Baca juga: Pefindo Permanenkan Komisaris Baru, Ini Sosoknya
Head of Sustainable Finance Asia-Pacific S&P Global Ratings Bertrand Jabouley berpendapat dalam konteks Indonesia, transisi energi sangat kompleks di tengah perubahan taksonomi Indonesia terbaru. ”Itu tersebab kontribusi industri batu bara terhadap kekayaan nasional, seluruh lapangan kerja, dan masyarakat bergantung pada rantai nilainya (value chain), konsentrasi geografis provinsi-provinsi utama, dan produksi mineral dengan energi intensif penting bagi energi bersih,” tukasnya.
Mengenai tren infrastruktur Indonesia, Managing Director Infrastructure Ratings S&P Global Ratings Abhishek Dangra menyebut kebijakan Indonesia perlu diarahkan untuk mengatasi subsidi listrik, iming-iming harga batu bara murah, dan keengganan pemerintah untuk menaikkan tarif.
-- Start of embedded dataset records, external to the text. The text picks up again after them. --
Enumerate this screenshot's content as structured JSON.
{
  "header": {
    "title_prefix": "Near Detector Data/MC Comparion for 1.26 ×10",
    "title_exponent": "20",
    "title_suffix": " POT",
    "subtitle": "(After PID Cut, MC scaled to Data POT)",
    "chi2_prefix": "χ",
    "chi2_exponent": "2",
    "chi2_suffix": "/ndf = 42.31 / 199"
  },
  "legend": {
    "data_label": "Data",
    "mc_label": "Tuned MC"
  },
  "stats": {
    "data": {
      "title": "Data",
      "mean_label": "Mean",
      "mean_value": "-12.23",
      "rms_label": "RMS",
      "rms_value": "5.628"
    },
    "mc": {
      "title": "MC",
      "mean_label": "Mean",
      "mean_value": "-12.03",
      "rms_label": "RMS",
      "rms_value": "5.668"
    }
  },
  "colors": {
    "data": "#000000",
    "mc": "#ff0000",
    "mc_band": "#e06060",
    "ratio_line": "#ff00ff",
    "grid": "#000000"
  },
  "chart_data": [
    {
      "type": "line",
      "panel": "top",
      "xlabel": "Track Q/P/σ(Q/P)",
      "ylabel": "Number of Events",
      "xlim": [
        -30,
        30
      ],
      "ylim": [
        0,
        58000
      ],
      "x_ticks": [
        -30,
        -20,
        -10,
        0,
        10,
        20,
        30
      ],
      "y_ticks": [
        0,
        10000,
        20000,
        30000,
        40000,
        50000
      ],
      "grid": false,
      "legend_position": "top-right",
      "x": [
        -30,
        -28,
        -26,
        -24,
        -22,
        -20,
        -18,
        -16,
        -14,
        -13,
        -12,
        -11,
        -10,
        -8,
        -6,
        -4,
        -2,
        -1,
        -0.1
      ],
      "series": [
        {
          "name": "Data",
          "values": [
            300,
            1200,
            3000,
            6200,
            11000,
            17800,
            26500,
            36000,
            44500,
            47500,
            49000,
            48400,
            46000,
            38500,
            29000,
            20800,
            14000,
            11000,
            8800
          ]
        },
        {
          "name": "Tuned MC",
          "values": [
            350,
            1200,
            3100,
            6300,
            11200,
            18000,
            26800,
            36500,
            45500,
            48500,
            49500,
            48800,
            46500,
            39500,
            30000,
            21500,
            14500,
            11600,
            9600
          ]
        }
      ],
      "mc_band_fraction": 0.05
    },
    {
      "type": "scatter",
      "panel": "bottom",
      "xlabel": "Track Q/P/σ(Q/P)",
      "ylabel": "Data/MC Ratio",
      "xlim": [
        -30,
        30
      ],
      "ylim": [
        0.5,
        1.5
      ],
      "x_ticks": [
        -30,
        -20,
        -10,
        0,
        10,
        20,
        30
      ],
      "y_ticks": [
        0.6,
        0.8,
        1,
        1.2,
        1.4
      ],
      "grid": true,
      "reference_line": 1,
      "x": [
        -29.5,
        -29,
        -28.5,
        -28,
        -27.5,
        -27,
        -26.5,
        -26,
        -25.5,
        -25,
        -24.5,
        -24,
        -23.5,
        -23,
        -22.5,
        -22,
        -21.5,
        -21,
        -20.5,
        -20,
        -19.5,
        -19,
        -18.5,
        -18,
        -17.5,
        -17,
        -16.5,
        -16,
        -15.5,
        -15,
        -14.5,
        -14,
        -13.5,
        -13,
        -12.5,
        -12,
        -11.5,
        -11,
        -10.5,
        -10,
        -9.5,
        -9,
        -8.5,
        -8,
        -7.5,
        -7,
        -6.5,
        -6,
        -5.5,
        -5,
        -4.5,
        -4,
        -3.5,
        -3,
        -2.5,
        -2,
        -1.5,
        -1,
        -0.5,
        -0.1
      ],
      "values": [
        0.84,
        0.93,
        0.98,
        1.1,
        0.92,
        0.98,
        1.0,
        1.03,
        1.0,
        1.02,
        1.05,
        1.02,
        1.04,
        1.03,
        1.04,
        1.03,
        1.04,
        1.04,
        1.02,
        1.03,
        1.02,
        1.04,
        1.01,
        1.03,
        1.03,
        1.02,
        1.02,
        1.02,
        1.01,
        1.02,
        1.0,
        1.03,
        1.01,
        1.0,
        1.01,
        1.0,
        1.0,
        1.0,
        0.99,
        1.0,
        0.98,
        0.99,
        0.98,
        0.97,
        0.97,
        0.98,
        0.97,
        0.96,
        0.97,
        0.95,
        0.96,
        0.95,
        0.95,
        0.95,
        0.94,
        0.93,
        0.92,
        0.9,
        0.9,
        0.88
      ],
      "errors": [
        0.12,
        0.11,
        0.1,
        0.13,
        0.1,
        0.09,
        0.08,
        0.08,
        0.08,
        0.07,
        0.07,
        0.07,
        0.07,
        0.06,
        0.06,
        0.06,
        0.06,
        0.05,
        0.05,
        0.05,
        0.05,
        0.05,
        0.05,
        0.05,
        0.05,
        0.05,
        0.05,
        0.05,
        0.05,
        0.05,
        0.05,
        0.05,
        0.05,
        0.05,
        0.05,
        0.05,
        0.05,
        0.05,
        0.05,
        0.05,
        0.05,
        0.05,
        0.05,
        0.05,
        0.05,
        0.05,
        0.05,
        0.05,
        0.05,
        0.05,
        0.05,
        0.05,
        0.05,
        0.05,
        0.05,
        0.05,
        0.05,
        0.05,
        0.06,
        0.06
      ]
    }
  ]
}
Revisi rencana transisi energi Indonesia bergantung pada peningkatan tajam kapasitas pembangkit tenaga surya, gas, dan sejumlah kapasitas pembangkit tenaga nuklir untuk menggantikan batu bara.
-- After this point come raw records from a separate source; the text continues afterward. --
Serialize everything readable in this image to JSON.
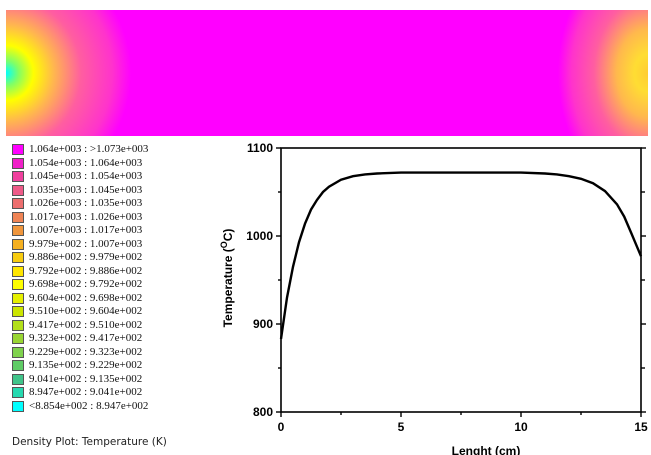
{
  "density_plot": {
    "colors": {
      "fill": "#ff00ff",
      "edge_gradient": [
        "#ff00ff",
        "#ff33cc",
        "#ff5ea0",
        "#ff8c66",
        "#ffb84d",
        "#ffd633",
        "#ffff00",
        "#c8ff33",
        "#80ff66",
        "#33ffb3",
        "#00ffff"
      ]
    }
  },
  "legend": {
    "items": [
      {
        "label": "1.064e+003 : >1.073e+003",
        "color": "#ff00ff"
      },
      {
        "label": "1.054e+003 : 1.064e+003",
        "color": "#f020c8"
      },
      {
        "label": "1.045e+003 : 1.054e+003",
        "color": "#f0409e"
      },
      {
        "label": "1.035e+003 : 1.045e+003",
        "color": "#ee5a88"
      },
      {
        "label": "1.026e+003 : 1.035e+003",
        "color": "#ec6e6e"
      },
      {
        "label": "1.017e+003 : 1.026e+003",
        "color": "#ef8455"
      },
      {
        "label": "1.007e+003 : 1.017e+003",
        "color": "#f0963c"
      },
      {
        "label": "9.979e+002 : 1.007e+003",
        "color": "#f5b020"
      },
      {
        "label": "9.886e+002 : 9.979e+002",
        "color": "#f8cc10"
      },
      {
        "label": "9.792e+002 : 9.886e+002",
        "color": "#ffe600"
      },
      {
        "label": "9.698e+002 : 9.792e+002",
        "color": "#ffff00"
      },
      {
        "label": "9.604e+002 : 9.698e+002",
        "color": "#e6f000"
      },
      {
        "label": "9.510e+002 : 9.604e+002",
        "color": "#cce600"
      },
      {
        "label": "9.417e+002 : 9.510e+002",
        "color": "#b3e01a"
      },
      {
        "label": "9.323e+002 : 9.417e+002",
        "color": "#99d633"
      },
      {
        "label": "9.229e+002 : 9.323e+002",
        "color": "#7fd24d"
      },
      {
        "label": "9.135e+002 : 9.229e+002",
        "color": "#5fcc66"
      },
      {
        "label": "9.041e+002 : 9.135e+002",
        "color": "#40c48a"
      },
      {
        "label": "8.947e+002 : 9.041e+002",
        "color": "#26d9b0"
      },
      {
        "label": "<8.854e+002 : 8.947e+002",
        "color": "#00ffff"
      }
    ],
    "caption": "Density Plot: Temperature (K)"
  },
  "chart_data": {
    "type": "line",
    "xlabel": "Lenght (cm)",
    "ylabel_prefix": "Temperature (",
    "ylabel_sup": "O",
    "ylabel_suffix": "C)",
    "xlim": [
      0,
      15
    ],
    "ylim": [
      800,
      1100
    ],
    "xticks": [
      0,
      5,
      10,
      15
    ],
    "yticks": [
      800,
      900,
      1000,
      1100
    ],
    "grid": false,
    "series": [
      {
        "x": [
          0,
          0.25,
          0.5,
          0.75,
          1.0,
          1.25,
          1.5,
          1.75,
          2.0,
          2.5,
          3.0,
          3.5,
          4.0,
          5.0,
          6.0,
          7.0,
          8.0,
          9.0,
          10.0,
          11.0,
          11.5,
          12.0,
          12.5,
          13.0,
          13.5,
          14.0,
          14.3,
          14.6,
          14.8,
          15.0
        ],
        "y": [
          883,
          930,
          965,
          993,
          1014,
          1030,
          1041,
          1050,
          1056,
          1064,
          1068,
          1070,
          1071,
          1072,
          1072,
          1072,
          1072,
          1072,
          1072,
          1071,
          1070,
          1068,
          1065,
          1060,
          1051,
          1036,
          1022,
          1003,
          990,
          977
        ]
      }
    ]
  }
}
Baca juga: Gagal Bayar, Pefindo Lorot Peringkat Kapuas Prima Coal Jadi idSD
”Rencana-rencana tersebut belum tercapai dalam skala besar, terutama dengan dana yang dialokasikan hingga saat ini hanya merupakan sebagian kecil dari total investasi yang diperlukan untuk tujuan transisi,” beber Abhishek.
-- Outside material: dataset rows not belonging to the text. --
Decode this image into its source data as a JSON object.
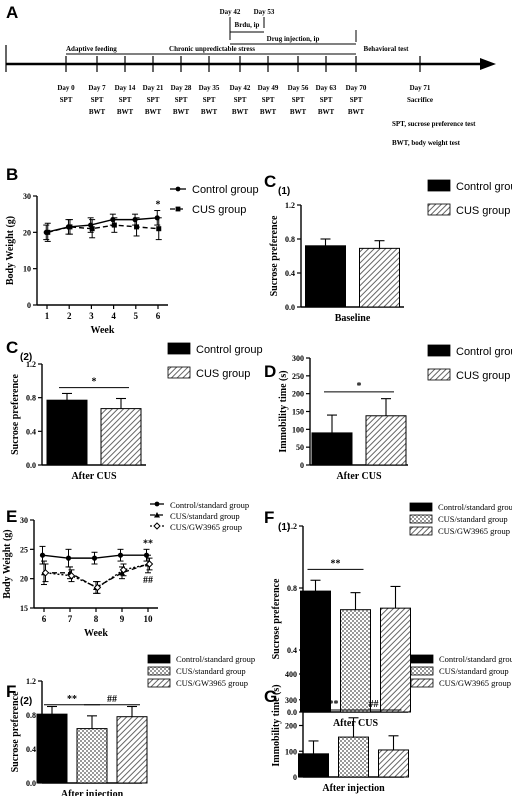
{
  "panel_a": {
    "label": "A",
    "top_days": [
      "Day 42",
      "Day 53"
    ],
    "brdu": "Brdu, ip",
    "drug": "Drug injection, ip",
    "stress": "Chronic unpredictable stress",
    "adaptive": "Adaptive feeding",
    "behavioral": "Behavioral test",
    "days": [
      "Day 0",
      "Day 7",
      "Day 14",
      "Day 21",
      "Day 28",
      "Day 35",
      "Day 42",
      "Day 49",
      "Day 56",
      "Day 63",
      "Day 70"
    ],
    "tests": [
      [
        "SPT"
      ],
      [
        "SPT",
        "BWT"
      ],
      [
        "SPT",
        "BWT"
      ],
      [
        "SPT",
        "BWT"
      ],
      [
        "SPT",
        "BWT"
      ],
      [
        "SPT",
        "BWT"
      ],
      [
        "SPT",
        "BWT"
      ],
      [
        "SPT",
        "BWT"
      ],
      [
        "SPT",
        "BWT"
      ],
      [
        "SPT",
        "BWT"
      ],
      [
        "SPT",
        "BWT"
      ]
    ],
    "day71": "Day 71",
    "sacrifice": "Sacrifice",
    "notes": [
      "SPT, sucrose preference test",
      "BWT, body weight test"
    ]
  },
  "colors": {
    "black": "#000000",
    "white": "#ffffff",
    "hatch": "#666666",
    "checker": "#bbbbbb"
  },
  "chart_data": [
    {
      "id": "B",
      "panel": "B",
      "type": "line",
      "xlabel": "Week",
      "ylabel": "Body Weight (g)",
      "ylim": [
        0,
        30
      ],
      "yticks": [
        0,
        10,
        20,
        30
      ],
      "x": [
        1,
        2,
        3,
        4,
        5,
        6
      ],
      "xticks": [
        "1",
        "2",
        "3",
        "4",
        "5",
        "6"
      ],
      "series": [
        {
          "name": "Control group",
          "values": [
            20,
            21.5,
            22,
            23.5,
            23.5,
            24
          ],
          "err": [
            2,
            2,
            2,
            1.5,
            1.5,
            2
          ],
          "style": "solid",
          "marker": "circle"
        },
        {
          "name": "CUS group",
          "values": [
            20,
            21.5,
            21,
            22,
            21.5,
            21
          ],
          "err": [
            2.5,
            2,
            2.5,
            2,
            2.5,
            3
          ],
          "style": "dashed",
          "marker": "square"
        }
      ],
      "annotations": [
        "*"
      ]
    },
    {
      "id": "C1",
      "panel": "C",
      "panel_sub": "(1)",
      "type": "bar",
      "xlabel": "Baseline",
      "ylabel": "Sucrose preference",
      "ylim": [
        0,
        1.2
      ],
      "yticks": [
        "0.0",
        "0.4",
        "0.8",
        "1.2"
      ],
      "series": [
        {
          "name": "Control group",
          "values": [
            0.72
          ],
          "err": [
            0.08
          ],
          "fill": "black"
        },
        {
          "name": "CUS group",
          "values": [
            0.69
          ],
          "err": [
            0.09
          ],
          "fill": "hatch"
        }
      ],
      "annotations": []
    },
    {
      "id": "C2",
      "panel": "C",
      "panel_sub": "(2)",
      "type": "bar",
      "xlabel": "After CUS",
      "ylabel": "Sucrose preference",
      "ylim": [
        0,
        1.2
      ],
      "yticks": [
        "0.0",
        "0.4",
        "0.8",
        "1.2"
      ],
      "series": [
        {
          "name": "Control group",
          "values": [
            0.77
          ],
          "err": [
            0.08
          ],
          "fill": "black"
        },
        {
          "name": "CUS group",
          "values": [
            0.67
          ],
          "err": [
            0.12
          ],
          "fill": "hatch"
        }
      ],
      "annotations": [
        "*"
      ]
    },
    {
      "id": "D",
      "panel": "D",
      "panel_sub": "",
      "type": "bar",
      "xlabel": "After CUS",
      "ylabel": "Immobility time (s)",
      "ylim": [
        0,
        300
      ],
      "yticks": [
        "0",
        "50",
        "100",
        "150",
        "200",
        "250",
        "300"
      ],
      "series": [
        {
          "name": "Control group",
          "values": [
            90
          ],
          "err": [
            50
          ],
          "fill": "black"
        },
        {
          "name": "CUS group",
          "values": [
            138
          ],
          "err": [
            48
          ],
          "fill": "hatch"
        }
      ],
      "annotations": [
        "*"
      ]
    },
    {
      "id": "E",
      "panel": "E",
      "type": "line",
      "xlabel": "Week",
      "ylabel": "Body Weight (g)",
      "ylim": [
        15,
        30
      ],
      "yticks": [
        15,
        20,
        25,
        30
      ],
      "x": [
        6,
        7,
        8,
        9,
        10
      ],
      "xticks": [
        "6",
        "7",
        "8",
        "9",
        "10"
      ],
      "series": [
        {
          "name": "Control/standard group",
          "values": [
            24,
            23.5,
            23.5,
            24,
            24
          ],
          "err": [
            1.5,
            1.5,
            1,
            1,
            1
          ],
          "style": "solid",
          "marker": "circle"
        },
        {
          "name": "CUS/standard group",
          "values": [
            21,
            21,
            18.5,
            21,
            22.5
          ],
          "err": [
            2,
            1,
            1,
            1,
            1.5
          ],
          "style": "dashed",
          "marker": "triangle"
        },
        {
          "name": "CUS/GW3965 group",
          "values": [
            21,
            20.5,
            18.5,
            21.5,
            22.5
          ],
          "err": [
            1.5,
            1,
            1,
            1,
            1
          ],
          "style": "dotted",
          "marker": "diamond"
        }
      ],
      "annotations": [
        "**",
        "##"
      ]
    },
    {
      "id": "F1",
      "panel": "F",
      "panel_sub": "(1)",
      "type": "bar",
      "xlabel": "After CUS",
      "ylabel": "Sucrose preference",
      "ylim": [
        0,
        1.2
      ],
      "yticks": [
        "0.0",
        "0.4",
        "0.8",
        "1.2"
      ],
      "series": [
        {
          "name": "Control/standard group",
          "values": [
            0.78
          ],
          "err": [
            0.07
          ],
          "fill": "black"
        },
        {
          "name": "CUS/standard group",
          "values": [
            0.66
          ],
          "err": [
            0.11
          ],
          "fill": "checker"
        },
        {
          "name": "CUS/GW3965 group",
          "values": [
            0.67
          ],
          "err": [
            0.14
          ],
          "fill": "hatch"
        }
      ],
      "annotations": [
        "**"
      ]
    },
    {
      "id": "F2",
      "panel": "F",
      "panel_sub": "(2)",
      "type": "bar",
      "xlabel": "After injection",
      "ylabel": "Sucrose preference",
      "ylim": [
        0,
        1.2
      ],
      "yticks": [
        "0.0",
        "0.4",
        "0.8",
        "1.2"
      ],
      "series": [
        {
          "name": "Control/standard group",
          "values": [
            0.81
          ],
          "err": [
            0.09
          ],
          "fill": "black"
        },
        {
          "name": "CUS/standard group",
          "values": [
            0.64
          ],
          "err": [
            0.15
          ],
          "fill": "checker"
        },
        {
          "name": "CUS/GW3965 group",
          "values": [
            0.78
          ],
          "err": [
            0.12
          ],
          "fill": "hatch"
        }
      ],
      "annotations": [
        "**",
        "##"
      ]
    },
    {
      "id": "G",
      "panel": "G",
      "panel_sub": "",
      "type": "bar",
      "xlabel": "After injection",
      "ylabel": "Immobility time (s)",
      "ylim": [
        0,
        400
      ],
      "yticks": [
        "0",
        "100",
        "200",
        "300",
        "400"
      ],
      "series": [
        {
          "name": "Control/standard group",
          "values": [
            90
          ],
          "err": [
            50
          ],
          "fill": "black"
        },
        {
          "name": "CUS/standard group",
          "values": [
            155
          ],
          "err": [
            75
          ],
          "fill": "checker"
        },
        {
          "name": "CUS/GW3965 group",
          "values": [
            105
          ],
          "err": [
            55
          ],
          "fill": "hatch"
        }
      ],
      "annotations": [
        "**",
        "##"
      ]
    }
  ]
}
Sekadar informasi, seminar itu, didahului oleh sambutan Matthew Batrouney, Managing Director, Commercial Lead Sustainable Finance APAC, S&P Global Ratings. Acara kemudian dilanjutkan dengan presentasi dan sesi panel dengan narasumber dari S&P Global Ratings dan Pefindo, sebelum ditutup dengan closing remarks oleh Direktur Utama Pefindo Irmawati Amran. (abg)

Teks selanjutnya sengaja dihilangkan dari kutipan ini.